Explore the world of semantic similarity search using pretrained word embeddings with BERT Transformers in this code snippet. The example demonstrates how to compute and compare sentence embeddings, enabling semantic search for related content.


In [None]:
pip install sentence-transformers

### Code Snippet 1: Sentence Embeddings and Similarity Calculation
In summary, this code snippet demonstrates the process of using a pretrained BERT model to convert sentences into embeddings and then calculating the cosine similarity between pairs of sentences. The resulting similarity scores provide a quantitative measure of how closely related or similar the pairs of sentences are in a semantic context.

In [2]:
from sentence_transformers import SentenceTransformer, util
model = SentenceTransformer('all-MiniLM-L6-v2')

# Two lists of sentences
sentences1 = ['The cat sits outside',
             'A man is playing guitar',
             'The new movie is awesome']

sentences2 = ['The dog plays in the garden',
              'A woman watches TV',
              'The new movie is so great']

#Compute embedding for both lists
embeddings1 = model.encode(sentences1, convert_to_tensor=True)
embeddings2 = model.encode(sentences2, convert_to_tensor=True)

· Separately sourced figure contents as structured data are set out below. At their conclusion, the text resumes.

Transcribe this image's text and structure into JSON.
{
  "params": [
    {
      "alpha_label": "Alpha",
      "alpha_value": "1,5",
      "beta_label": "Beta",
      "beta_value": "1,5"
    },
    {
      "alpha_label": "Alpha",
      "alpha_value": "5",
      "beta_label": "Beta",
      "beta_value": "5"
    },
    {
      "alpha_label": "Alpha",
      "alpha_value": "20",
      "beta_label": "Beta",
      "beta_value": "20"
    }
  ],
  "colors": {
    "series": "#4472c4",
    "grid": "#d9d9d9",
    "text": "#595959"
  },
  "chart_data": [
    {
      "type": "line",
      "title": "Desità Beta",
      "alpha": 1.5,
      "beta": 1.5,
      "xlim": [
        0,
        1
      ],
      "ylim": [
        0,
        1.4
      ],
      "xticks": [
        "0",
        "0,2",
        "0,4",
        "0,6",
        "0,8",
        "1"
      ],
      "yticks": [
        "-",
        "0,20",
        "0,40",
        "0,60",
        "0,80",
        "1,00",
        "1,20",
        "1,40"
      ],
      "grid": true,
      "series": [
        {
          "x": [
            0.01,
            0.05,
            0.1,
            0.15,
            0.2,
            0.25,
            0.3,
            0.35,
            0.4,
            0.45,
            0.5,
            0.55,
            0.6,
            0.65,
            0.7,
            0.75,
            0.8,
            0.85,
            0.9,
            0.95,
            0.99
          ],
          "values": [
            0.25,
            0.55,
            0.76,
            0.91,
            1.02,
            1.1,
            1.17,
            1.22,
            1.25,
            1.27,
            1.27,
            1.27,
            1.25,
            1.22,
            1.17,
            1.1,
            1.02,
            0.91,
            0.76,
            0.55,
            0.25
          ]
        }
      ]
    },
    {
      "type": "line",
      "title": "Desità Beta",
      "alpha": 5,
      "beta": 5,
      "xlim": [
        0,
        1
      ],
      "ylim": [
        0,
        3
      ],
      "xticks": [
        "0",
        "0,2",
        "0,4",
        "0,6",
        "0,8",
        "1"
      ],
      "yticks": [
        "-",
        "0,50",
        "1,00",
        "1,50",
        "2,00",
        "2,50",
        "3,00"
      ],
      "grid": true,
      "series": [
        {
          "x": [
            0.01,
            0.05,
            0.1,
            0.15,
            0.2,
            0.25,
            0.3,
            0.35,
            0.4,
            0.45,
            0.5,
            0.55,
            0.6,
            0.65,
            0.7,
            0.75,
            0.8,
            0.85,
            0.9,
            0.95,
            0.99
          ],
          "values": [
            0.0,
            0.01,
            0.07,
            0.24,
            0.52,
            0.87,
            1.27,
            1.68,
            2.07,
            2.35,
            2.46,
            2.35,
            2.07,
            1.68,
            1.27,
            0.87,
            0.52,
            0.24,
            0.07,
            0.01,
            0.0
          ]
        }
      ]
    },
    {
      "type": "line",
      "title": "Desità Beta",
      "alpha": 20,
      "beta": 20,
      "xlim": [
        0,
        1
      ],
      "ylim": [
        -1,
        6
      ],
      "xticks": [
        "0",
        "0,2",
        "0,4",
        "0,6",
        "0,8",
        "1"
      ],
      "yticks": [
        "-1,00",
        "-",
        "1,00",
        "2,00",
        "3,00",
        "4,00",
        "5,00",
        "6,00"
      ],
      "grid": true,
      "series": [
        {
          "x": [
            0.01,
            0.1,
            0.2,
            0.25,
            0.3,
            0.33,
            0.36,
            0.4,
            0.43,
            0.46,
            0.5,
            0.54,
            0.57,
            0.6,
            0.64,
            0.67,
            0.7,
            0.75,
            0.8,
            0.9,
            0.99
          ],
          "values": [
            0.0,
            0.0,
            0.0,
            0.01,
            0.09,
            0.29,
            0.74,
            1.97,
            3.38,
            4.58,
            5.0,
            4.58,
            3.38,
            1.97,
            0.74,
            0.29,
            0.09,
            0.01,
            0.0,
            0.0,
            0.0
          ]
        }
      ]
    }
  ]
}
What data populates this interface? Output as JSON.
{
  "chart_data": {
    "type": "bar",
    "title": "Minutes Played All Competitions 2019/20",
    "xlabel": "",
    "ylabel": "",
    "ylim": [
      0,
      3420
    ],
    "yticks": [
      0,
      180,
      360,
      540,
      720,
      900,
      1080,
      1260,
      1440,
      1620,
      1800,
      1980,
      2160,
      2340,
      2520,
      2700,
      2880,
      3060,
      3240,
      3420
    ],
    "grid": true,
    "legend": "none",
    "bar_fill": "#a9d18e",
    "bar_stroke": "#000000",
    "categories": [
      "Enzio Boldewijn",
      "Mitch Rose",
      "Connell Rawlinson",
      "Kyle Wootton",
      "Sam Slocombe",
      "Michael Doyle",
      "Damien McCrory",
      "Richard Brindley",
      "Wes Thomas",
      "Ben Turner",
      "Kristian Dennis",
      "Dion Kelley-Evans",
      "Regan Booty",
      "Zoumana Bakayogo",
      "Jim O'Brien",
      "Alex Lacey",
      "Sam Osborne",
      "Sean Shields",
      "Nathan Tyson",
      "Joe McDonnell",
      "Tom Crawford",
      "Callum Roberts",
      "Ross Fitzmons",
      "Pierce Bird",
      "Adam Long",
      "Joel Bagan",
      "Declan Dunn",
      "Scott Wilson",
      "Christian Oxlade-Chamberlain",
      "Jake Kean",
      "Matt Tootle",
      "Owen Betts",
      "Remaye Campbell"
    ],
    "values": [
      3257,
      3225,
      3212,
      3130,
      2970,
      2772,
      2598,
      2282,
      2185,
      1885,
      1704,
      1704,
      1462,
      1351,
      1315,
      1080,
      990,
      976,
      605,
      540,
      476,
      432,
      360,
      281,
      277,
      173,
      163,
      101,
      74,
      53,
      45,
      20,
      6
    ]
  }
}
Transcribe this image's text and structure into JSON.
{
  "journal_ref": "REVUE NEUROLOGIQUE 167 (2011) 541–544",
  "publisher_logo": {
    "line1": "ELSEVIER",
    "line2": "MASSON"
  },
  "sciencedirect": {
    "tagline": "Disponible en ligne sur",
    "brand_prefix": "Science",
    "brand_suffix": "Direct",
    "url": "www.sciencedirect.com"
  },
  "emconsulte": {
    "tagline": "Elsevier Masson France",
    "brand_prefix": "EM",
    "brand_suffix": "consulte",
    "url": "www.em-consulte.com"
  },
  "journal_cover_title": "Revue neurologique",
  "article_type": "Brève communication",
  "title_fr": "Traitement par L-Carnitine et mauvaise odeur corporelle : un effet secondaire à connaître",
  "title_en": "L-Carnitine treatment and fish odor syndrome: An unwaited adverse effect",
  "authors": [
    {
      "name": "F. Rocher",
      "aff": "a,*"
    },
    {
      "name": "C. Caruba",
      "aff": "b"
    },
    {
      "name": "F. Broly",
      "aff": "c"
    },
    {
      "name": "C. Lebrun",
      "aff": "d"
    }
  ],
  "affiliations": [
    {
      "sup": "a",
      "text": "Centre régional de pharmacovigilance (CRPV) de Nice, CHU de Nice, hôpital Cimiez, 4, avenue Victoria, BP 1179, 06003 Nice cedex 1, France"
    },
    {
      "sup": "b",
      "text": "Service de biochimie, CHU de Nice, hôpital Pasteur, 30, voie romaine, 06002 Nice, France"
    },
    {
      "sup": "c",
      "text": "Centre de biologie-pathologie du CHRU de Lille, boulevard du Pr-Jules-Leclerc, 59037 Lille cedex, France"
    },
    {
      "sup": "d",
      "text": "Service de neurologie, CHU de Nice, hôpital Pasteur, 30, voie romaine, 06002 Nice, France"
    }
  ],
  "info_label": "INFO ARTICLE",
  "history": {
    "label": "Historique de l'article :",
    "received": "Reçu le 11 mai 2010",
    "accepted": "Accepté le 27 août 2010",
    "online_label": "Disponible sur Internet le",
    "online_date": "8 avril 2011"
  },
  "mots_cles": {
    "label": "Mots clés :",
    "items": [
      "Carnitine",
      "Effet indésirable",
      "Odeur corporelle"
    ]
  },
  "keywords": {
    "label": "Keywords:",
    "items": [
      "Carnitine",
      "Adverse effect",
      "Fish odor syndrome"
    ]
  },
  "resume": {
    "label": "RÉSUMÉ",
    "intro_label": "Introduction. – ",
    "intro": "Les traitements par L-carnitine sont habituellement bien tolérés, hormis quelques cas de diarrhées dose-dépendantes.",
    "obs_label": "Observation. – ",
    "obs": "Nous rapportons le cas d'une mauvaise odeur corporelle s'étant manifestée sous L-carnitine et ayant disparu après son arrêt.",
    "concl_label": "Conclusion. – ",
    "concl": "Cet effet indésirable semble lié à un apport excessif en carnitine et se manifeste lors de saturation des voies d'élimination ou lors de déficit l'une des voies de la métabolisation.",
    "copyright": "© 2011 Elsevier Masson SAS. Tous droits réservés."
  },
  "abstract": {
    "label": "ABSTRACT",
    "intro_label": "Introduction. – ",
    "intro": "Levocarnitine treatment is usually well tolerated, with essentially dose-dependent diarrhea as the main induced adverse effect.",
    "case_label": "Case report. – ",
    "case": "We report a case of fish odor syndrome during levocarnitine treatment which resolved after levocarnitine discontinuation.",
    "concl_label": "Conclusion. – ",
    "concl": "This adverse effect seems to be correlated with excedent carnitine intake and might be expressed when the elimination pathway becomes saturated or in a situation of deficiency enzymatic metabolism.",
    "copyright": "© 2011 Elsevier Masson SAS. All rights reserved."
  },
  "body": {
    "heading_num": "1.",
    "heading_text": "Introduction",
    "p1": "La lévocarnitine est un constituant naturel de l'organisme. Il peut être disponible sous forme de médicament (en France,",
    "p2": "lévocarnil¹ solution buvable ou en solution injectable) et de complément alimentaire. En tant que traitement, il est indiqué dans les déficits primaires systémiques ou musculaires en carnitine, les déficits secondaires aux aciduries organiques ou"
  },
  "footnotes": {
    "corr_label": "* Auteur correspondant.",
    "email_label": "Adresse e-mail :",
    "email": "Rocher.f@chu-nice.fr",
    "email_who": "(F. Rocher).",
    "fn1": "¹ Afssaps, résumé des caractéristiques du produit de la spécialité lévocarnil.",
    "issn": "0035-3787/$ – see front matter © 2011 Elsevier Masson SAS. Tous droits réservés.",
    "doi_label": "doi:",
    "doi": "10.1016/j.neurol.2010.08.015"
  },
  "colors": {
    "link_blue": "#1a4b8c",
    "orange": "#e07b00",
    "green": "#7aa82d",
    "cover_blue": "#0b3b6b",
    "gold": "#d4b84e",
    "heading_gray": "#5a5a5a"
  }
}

#Compute cosine-similarities
cosine_scores = util.cos_sim(embeddings1, embeddings2)

#Output the pairs with their score
for i in range(len(sentences1)):
    print("{} \t\t {} \t\t Score: {:.4f}".format(sentences1[i], sentences2[i], cosine_scores[i][i]))

The cat sits outside 		 The dog plays in the garden 		 Score: 0.2838
A man is playing guitar 		 A woman watches TV 		 Score: -0.0327
The new movie is awesome 		 The new movie is so great 		 Score: 0.8939


### Code Snippet 2: Semantic Search for Similar Queries

In summary, Code Snippet 2 showcases a hypothetical scenario where previously computed sentence embeddings are used for semantic search. The code demonstrates how to find sentences similar to a set of query sentences based on cosine similarity. This type of semantic search can be valuable in applications where you want to retrieve content related to specific queries, such as finding relevant documents or articles based on user-input queries.

In [4]:
from sentence_transformers import SentenceTransformer, util
import torch

embedder = SentenceTransformer('all-MiniLM-L6-v2')

# Corpus with example sentences
corpus = ['is tiktok getting banned.',
          'is tiktok shutting down.',
          'is tiktok banned in us.',
          'is tiktok getting deleted.',
          'is tiktok a competitor for instagram.',
          'is instagram a useful app',
          'something unrelevant'
          ]
corpus_embeddings = embedder.encode(corpus, convert_to_tensor=True)

# Query sentences:
queries = ['is tiktok']


# Find the closest 5 sentences of the corpus for each query sentence based on cosine similarity
top_k = min(7, len(corpus))
for query in queries:
    query_embedding = embedder.encode(query, convert_to_tensor=True)

    # We use cosine-similarity and torch.topk to find the highest 5 scores
    cos_scores = util.cos_sim(query_embedding, corpus_embeddings)[0]
    top_results = torch.topk(cos_scores, k=top_k)

    print("\n\n======================\n\n")
    print("Query:", query)
    print("\nTop 5 most similar sentences in corpus:")

    for score, idx in zip(top_results[0], top_results[1]):
        print(corpus[idx], "(Score: {:.4f})".format(score))





Query: is tiktok

Top 5 most similar sentences in corpus:
is tiktok banned in us. (Score: 0.7735)
is tiktok getting banned. (Score: 0.7716)
is tiktok getting deleted. (Score: 0.7651)
is tiktok a competitor for instagram. (Score: 0.7560)
is tiktok shutting down. (Score: 0.7308)
is instagram a useful app (Score: 0.1481)
something unrelevant (Score: 0.0925)